Auf Grund des § 2 des Privatbahnunterstützungsgesetzes 1988, BGBl. Nr. 606, wird im Einvernehmen mit dem Bundesminister für Finanzen verordnet:

Mit dem Wegfall der gesetzlichen Grundlage außer Kraft getreten (vgl. BGBl. Nr. 519/1994).

§ 1. Die im § 1 des Privatbahnunterstützungsgesetzes 1988 genannten Unternehmen haben für jene Personen und für jene Güter Tarifermäßigungen vorzusehen, wie sie von den Österreichischen Bundesbahnen im Personen- und im Güterverkehr auf Grund der Tarifverordnung gemäß § 2 Abs. 4 des Bundesbahngesetzes, BGBl. Nr. 137/1969, in der geltenden Fassung, eingeräumt werden.

Mit dem Wegfall der gesetzlichen Grundlage außer Kraft getreten (vgl. BGBl.
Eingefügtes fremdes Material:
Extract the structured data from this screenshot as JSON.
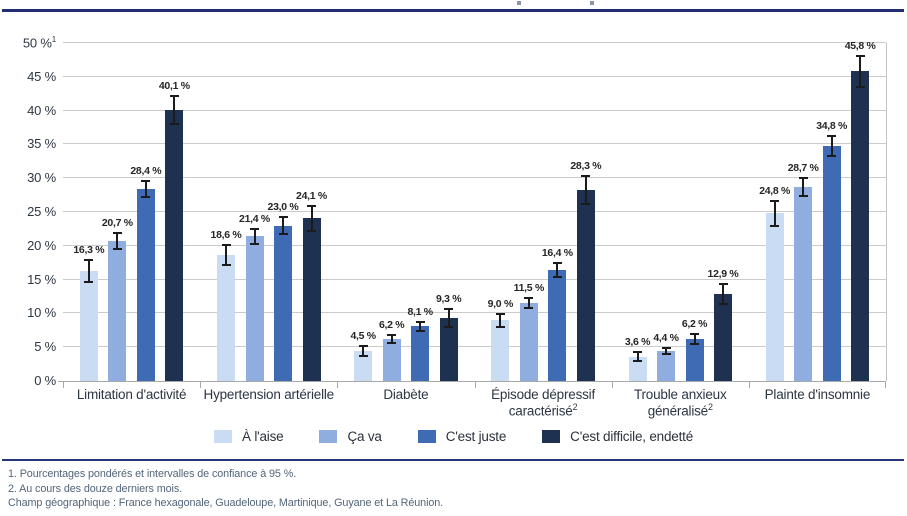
{
  "accent_colors": {
    "top_rule": "#202f74",
    "bottom_rule": "#25347b",
    "grid": "#cbcbcb",
    "axis": "#a8a8a8",
    "error_bar": "#1b1b1b",
    "footnote_text": "#51657a"
  },
  "chart_data": {
    "type": "bar",
    "title": "",
    "xlabel": "",
    "ylabel": "",
    "ylim": [
      0,
      50
    ],
    "grid": true,
    "legend_position": "bottom",
    "axis_note_marker": "1",
    "yticks": [
      "50 %",
      "45 %",
      "40 %",
      "35 %",
      "30 %",
      "25 %",
      "20 %",
      "15 %",
      "10 %",
      "5 %",
      "0 %"
    ],
    "categories": [
      "Limitation d'activité",
      "Hypertension artérielle",
      "Diabète",
      "Épisode dépressif caractérisé",
      "Trouble anxieux généralisé",
      "Plainte d'insomnie"
    ],
    "category_sups": [
      "",
      "",
      "",
      "2",
      "2",
      ""
    ],
    "series": [
      {
        "name": "À l'aise",
        "color": "#c9dcf4",
        "values": [
          16.3,
          18.6,
          4.5,
          9.0,
          3.6,
          24.8
        ],
        "ci": [
          1.8,
          1.6,
          0.9,
          1.1,
          0.8,
          2.0
        ],
        "labels": [
          "16,3 %",
          "18,6 %",
          "4,5 %",
          "9,0 %",
          "3,6 %",
          "24,8 %"
        ]
      },
      {
        "name": "Ça va",
        "color": "#8fadde",
        "values": [
          20.7,
          21.4,
          6.2,
          11.5,
          4.4,
          28.7
        ],
        "ci": [
          1.3,
          1.3,
          0.7,
          0.9,
          0.6,
          1.5
        ],
        "labels": [
          "20,7 %",
          "21,4 %",
          "6,2 %",
          "11,5 %",
          "4,4 %",
          "28,7 %"
        ]
      },
      {
        "name": "C'est juste",
        "color": "#3e6bb3",
        "values": [
          28.4,
          23.0,
          8.1,
          16.4,
          6.2,
          34.8
        ],
        "ci": [
          1.4,
          1.4,
          0.8,
          1.2,
          0.9,
          1.6
        ],
        "labels": [
          "28,4 %",
          "23,0 %",
          "8,1 %",
          "16,4 %",
          "6,2 %",
          "34,8 %"
        ]
      },
      {
        "name": "C'est difficile, endetté",
        "color": "#1f3150",
        "values": [
          40.1,
          24.1,
          9.3,
          28.3,
          12.9,
          45.8
        ],
        "ci": [
          2.2,
          2.0,
          1.5,
          2.2,
          1.6,
          2.4
        ],
        "labels": [
          "40,1 %",
          "24,1 %",
          "9,3 %",
          "28,3 %",
          "12,9 %",
          "45,8 %"
        ]
      }
    ]
  },
  "footnotes": {
    "line1": "1. Pourcentages pondérés et intervalles de confiance à 95 %.",
    "line2": "2. Au cours des douze derniers mois.",
    "line3": "Champ géographique : France hexagonale, Guadeloupe, Martinique, Guyane et La Réunion."
  }
}
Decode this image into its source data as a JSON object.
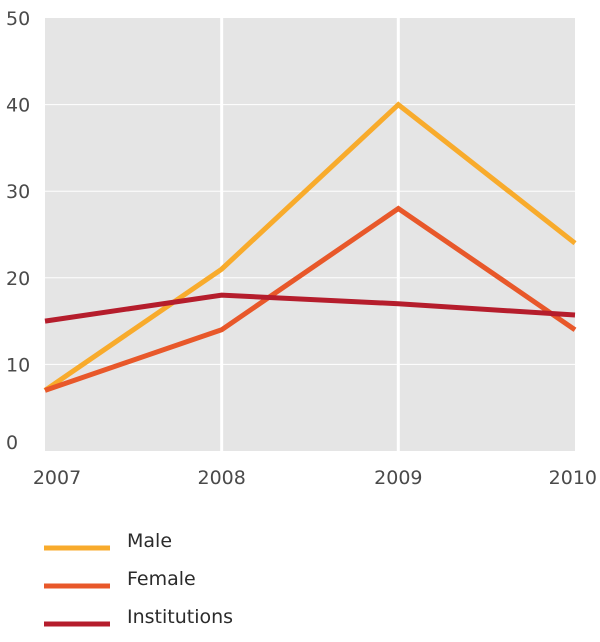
{
  "chart_data": {
    "type": "line",
    "x": [
      "2007",
      "2008",
      "2009",
      "2010"
    ],
    "ylim": [
      0,
      50
    ],
    "y_ticks": [
      "0",
      "10",
      "20",
      "30",
      "40",
      "50"
    ],
    "grid": "vertical-and-horizontal",
    "legend_position": "bottom",
    "series": [
      {
        "name": "Male",
        "values": [
          7,
          21,
          40,
          24
        ],
        "color": "#f8ab2c"
      },
      {
        "name": "Female",
        "values": [
          7,
          14,
          28,
          14
        ],
        "color": "#e8582a"
      },
      {
        "name": "Institutions",
        "values": [
          15,
          18,
          17,
          15.7
        ],
        "color": "#b51d2c"
      }
    ],
    "plot_background": "#e5e5e5",
    "grid_color": "#ffffff"
  }
}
Nr. 519/1994).

§ 2. Das Ausmaß der Tarifermäßigungen darf das von den Österreichischen Bundesbahnen eingeräumte Ermäßigungsausmaß nicht überschreiten. Ausweise, die von den Österreichischen Bundesbahnen zur Inanspruchnahme einer gemeinwirtschaftlichen Tarifermäßigung im Personenverkehr ausgegeben werden, sind von den Privatbahnen auf ihren Strecken anzuerkennen.

Mit dem Wegfall der gesetzlichen Grundlage außer Kraft getreten (vgl. BGBl. Nr. 519/1994).

§ 3. Diese Verordnung tritt mit 1. Juli 1989 in Kraft.